Producteur de vins de garde
Il est un des rares domaines en Languedoc à proposer encore des vieux millésimes, en bouteille ou en magnum. David et Axel, les enfants de Marc œuvrent à ses côtés. Trois générations au service du domaine, d’une terre, d’un vignoble au caractère singulier. Des vins authentiques, sans concession, taillés pour la garde, qui ne laissent jamais indifférents.
Dégusté lors de ma première visite au domaine en 1996, et redégusté en 2017 en double magnum, il n’avait rien perdu de sa vigueur, sa robe tuilée mais brillante, ses arômes de sous-bois, de truffe, de moka n’était pas sans me rappeler de très grands Pomerol des ces années là avec la pointe de soleil chatoyant en plus. Les Gravières du Taurou 2000 sont encore d’une densité rare, et L’Ille, Vendange botrytisée de 1998, pour les gourmands de miel caramélisé.
Cépages : Merlot 47%, Petit Verdot 27%, Cabernet-sauvignon 26%
L’assemblage peut varier selon le millésime.
Vignes de 35 ans
Raisins triés issus d’une sélection parcellaire stricte, vendange manuelle et égrappée partiellement
Elevage de 48 mois en fûts de chêne de 1,2 et 3 vins, sans collage et sans filtration
Garde : 15 à 20 ans
Carafage : 1 à 2 heures
Dégustation : Robe jeune, profonde aux reflets grenat. Encore retenu au nez avec beaucoup de classe, sur la prune fraîche et la mûre, avec des notes de moka et de thé noir.
La bouche charpentée et juteuse. C’est dense, plein et équilibré avec une trame tannique au grain serré d’une richesse exceptionnelle. Une finale toute aussi riche et une longueur en bouche peu commune.

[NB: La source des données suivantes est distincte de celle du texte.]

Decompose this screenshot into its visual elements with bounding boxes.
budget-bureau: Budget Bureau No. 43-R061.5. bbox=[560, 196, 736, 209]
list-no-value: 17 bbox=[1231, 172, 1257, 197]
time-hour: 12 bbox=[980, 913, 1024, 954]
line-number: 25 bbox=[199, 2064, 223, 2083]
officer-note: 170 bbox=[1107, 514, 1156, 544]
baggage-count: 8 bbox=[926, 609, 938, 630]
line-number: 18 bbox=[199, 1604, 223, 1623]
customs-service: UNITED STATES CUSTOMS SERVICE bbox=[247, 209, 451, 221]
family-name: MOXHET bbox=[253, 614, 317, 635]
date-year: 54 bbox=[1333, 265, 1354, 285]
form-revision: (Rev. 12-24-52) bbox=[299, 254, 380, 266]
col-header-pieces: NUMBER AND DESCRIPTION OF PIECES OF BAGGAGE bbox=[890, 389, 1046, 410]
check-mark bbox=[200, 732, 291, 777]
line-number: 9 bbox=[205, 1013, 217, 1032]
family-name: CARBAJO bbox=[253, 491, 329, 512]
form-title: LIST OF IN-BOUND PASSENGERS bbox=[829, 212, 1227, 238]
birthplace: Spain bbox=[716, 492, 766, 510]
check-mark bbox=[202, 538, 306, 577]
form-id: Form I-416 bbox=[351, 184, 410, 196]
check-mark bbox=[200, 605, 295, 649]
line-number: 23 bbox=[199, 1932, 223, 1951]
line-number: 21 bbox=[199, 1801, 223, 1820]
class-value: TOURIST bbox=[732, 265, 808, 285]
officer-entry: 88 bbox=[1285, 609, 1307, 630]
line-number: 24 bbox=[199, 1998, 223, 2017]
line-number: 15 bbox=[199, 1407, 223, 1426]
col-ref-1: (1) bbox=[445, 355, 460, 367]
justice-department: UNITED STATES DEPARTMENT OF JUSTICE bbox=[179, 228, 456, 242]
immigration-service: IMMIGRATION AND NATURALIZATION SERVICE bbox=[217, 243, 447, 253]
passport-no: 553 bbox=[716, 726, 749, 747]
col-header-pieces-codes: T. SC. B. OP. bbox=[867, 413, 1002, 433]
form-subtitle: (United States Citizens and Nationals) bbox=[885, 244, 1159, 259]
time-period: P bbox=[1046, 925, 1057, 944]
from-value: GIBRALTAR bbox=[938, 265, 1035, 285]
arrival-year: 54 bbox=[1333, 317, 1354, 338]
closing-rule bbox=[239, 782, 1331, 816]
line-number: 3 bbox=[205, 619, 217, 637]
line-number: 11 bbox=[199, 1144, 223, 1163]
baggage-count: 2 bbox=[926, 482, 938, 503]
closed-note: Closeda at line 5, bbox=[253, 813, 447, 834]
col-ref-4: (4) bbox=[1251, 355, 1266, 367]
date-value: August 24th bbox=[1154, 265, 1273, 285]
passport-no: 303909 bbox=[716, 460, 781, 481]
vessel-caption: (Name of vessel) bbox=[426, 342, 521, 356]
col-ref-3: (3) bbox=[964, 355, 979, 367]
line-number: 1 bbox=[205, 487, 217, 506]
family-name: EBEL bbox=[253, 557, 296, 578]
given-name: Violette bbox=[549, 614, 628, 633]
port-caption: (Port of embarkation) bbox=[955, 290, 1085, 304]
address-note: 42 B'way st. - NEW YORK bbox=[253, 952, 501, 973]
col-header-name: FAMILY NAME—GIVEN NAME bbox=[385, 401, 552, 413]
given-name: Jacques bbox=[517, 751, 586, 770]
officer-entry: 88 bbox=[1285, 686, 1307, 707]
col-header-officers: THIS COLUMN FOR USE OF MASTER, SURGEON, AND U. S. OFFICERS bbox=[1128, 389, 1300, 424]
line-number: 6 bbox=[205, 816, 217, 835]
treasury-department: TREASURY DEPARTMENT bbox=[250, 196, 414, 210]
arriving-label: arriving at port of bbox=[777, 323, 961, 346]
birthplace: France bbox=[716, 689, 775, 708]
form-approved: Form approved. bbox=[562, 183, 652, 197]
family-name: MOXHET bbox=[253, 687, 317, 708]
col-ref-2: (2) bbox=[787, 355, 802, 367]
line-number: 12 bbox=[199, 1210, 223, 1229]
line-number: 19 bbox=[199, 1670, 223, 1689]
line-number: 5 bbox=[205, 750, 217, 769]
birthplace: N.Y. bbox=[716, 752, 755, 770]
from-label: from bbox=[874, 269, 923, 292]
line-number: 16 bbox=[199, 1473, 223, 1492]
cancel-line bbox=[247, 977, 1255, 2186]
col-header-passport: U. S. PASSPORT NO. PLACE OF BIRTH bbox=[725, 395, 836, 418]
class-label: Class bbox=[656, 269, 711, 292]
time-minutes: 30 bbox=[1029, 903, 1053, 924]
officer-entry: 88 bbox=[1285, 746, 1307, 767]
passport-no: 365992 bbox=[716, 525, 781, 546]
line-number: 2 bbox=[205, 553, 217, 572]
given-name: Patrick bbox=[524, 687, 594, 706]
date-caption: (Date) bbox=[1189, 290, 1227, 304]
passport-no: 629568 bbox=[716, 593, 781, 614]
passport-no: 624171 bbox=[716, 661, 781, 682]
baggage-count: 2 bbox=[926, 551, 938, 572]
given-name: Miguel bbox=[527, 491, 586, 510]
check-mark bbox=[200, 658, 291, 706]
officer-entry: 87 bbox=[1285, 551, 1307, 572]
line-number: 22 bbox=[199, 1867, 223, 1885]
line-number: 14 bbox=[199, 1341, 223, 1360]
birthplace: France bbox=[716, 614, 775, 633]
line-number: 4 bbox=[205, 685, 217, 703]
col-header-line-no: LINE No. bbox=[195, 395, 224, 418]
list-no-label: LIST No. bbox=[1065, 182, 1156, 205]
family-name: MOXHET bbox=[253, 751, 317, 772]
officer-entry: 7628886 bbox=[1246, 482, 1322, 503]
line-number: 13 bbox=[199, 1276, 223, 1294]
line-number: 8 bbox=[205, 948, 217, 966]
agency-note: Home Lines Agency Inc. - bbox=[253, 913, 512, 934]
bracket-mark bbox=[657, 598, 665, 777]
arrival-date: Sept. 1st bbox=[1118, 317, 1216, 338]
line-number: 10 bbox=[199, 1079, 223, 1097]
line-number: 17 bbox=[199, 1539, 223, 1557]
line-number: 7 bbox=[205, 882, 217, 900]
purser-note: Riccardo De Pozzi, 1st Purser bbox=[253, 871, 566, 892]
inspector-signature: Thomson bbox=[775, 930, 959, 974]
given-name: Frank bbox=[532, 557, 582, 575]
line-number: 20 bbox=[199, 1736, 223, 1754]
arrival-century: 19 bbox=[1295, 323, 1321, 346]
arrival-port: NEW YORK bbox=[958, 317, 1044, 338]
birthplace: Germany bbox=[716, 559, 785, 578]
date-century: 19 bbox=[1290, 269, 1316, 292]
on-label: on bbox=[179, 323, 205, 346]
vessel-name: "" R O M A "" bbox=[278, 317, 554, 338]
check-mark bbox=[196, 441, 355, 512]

Accord : Canard Colvert, jus truffé, en toute simplicité pour ce vin d’exception
Prix : env. 36 €
Le Prim Verd 2007
Cépages : Petit Verdot 100 %
Vignes de 40 ans
Sélection parcellaire, vendange manuelle et égrappée partiellement
Elevage de 28 mois en fûts de chêne de 1,2 et 3 vins, sans collage et sans filtration
Garde : Plus de 20 ans
Carafage : 2 heures
Dégustation : Robe d’encre noire et d’une extrême profondeur, Nez concentré qui évolue après une longue aération sur la violette, la réglisse, le cassis et les épices orientales
Bouche ultra-concentrée de gros calibre sur la puissance et la vinosité, équilibre parfait entre le gras et la vivacité
Accord : Un gigot d’agneau aux épices douce
Prix : env. 39€
Le Renard Blanc Oméga 2015 (dans mon Top 5 des blancs du Languedoc)
Cépages : 100 % Grenache Gris
Des vignes de 80 ans vendangée à la main, 12 mois d’élevage en demi-muid de 600 litres Stockinger (la Rolls des barriques)
De très faibles rendements moins de 20 hl/ha
Production confidentielle de 900 bouteilles (cette cuvée produite qu’en 2005 et 2015)
Garde : 15 ans
Dégustation : Robe dorée, Nez très fin, parfums capiteux, boisé vanillé et fruits exotiques, Bouche remarquablement intense et délicate. Superbe équilibre aromatique, texture soyeuse. Fraîcheur omniprésente. Une finale généreuse très persistante. Une tension rare pour un vin du sud.